Выбрать главу

На загородную виллу профессора было приглашено несколько добрых его знакомых, соседка, очень милая женщина, помогала хозяйке принимать гостей, был еще переводчик «Евгения Онегина», только что закончивший огромную, многолетнюю работу и еще не остывший от Пушкина. Он с восторгом и самозабвением говорил о поэте, во множестве его громко цитировал и при этом хватался от восторга за голову, разводил руками, чуть не плача от нежных чувств, его обуявших.

Вечер предстоял быть неторопливым, обстоятельным, никто никуда не торопился, телефон не бренчал.

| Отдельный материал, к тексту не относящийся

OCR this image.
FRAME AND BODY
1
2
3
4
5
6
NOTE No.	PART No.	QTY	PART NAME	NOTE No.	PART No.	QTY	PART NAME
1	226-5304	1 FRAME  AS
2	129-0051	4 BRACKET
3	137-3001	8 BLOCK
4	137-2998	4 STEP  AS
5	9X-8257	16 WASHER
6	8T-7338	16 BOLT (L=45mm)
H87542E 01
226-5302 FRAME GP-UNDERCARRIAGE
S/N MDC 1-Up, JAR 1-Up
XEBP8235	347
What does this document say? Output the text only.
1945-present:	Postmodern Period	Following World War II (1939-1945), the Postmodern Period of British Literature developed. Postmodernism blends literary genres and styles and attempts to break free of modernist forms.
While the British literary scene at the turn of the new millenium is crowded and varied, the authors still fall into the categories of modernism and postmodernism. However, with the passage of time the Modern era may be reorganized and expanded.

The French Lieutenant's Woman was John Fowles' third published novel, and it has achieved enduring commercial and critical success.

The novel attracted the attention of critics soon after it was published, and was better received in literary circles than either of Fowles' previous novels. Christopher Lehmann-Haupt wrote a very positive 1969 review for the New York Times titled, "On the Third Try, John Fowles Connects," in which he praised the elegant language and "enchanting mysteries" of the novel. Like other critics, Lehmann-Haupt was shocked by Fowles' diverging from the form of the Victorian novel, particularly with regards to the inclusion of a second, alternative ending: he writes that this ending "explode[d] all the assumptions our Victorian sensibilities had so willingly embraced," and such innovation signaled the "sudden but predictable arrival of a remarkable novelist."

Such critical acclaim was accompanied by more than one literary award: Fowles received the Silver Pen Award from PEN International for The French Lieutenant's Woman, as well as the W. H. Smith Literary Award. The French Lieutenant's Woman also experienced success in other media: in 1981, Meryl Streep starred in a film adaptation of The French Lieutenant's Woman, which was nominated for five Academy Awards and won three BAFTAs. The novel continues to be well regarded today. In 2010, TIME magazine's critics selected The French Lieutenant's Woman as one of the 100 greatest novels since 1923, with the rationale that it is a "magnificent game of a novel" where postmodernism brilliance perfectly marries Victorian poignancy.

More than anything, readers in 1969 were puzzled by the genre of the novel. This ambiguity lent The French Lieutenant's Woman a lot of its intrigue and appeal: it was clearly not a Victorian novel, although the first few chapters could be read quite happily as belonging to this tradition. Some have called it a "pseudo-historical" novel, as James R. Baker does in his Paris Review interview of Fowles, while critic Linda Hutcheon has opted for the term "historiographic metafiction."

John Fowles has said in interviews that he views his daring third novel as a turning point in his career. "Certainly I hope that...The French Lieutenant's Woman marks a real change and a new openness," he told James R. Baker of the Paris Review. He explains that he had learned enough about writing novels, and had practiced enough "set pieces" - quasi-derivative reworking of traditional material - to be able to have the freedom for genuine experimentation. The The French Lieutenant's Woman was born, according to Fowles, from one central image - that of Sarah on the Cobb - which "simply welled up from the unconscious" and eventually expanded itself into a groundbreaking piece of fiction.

У нас в стране надвигались перемены как в экономической, так и в идеологической жизни. Меня много, с доброй верой в человеческий разум расспрашивали о нашем житье-бытье. И в самих вопросах, и в разговорах звучала надежда на то, что наконец-то наступит «потепление» в России, кончится отчуждение от европейской культуры, приостановится одичание огромной страны, имеющей такие колоссальные достижения во всех сферах жизни и в особенности в литературе.

Мы начали закусывать, когда боковая дверь в притененную гостиную приоткрылась, и возник из нее мальчик, одетый в легкую ночную пижамку.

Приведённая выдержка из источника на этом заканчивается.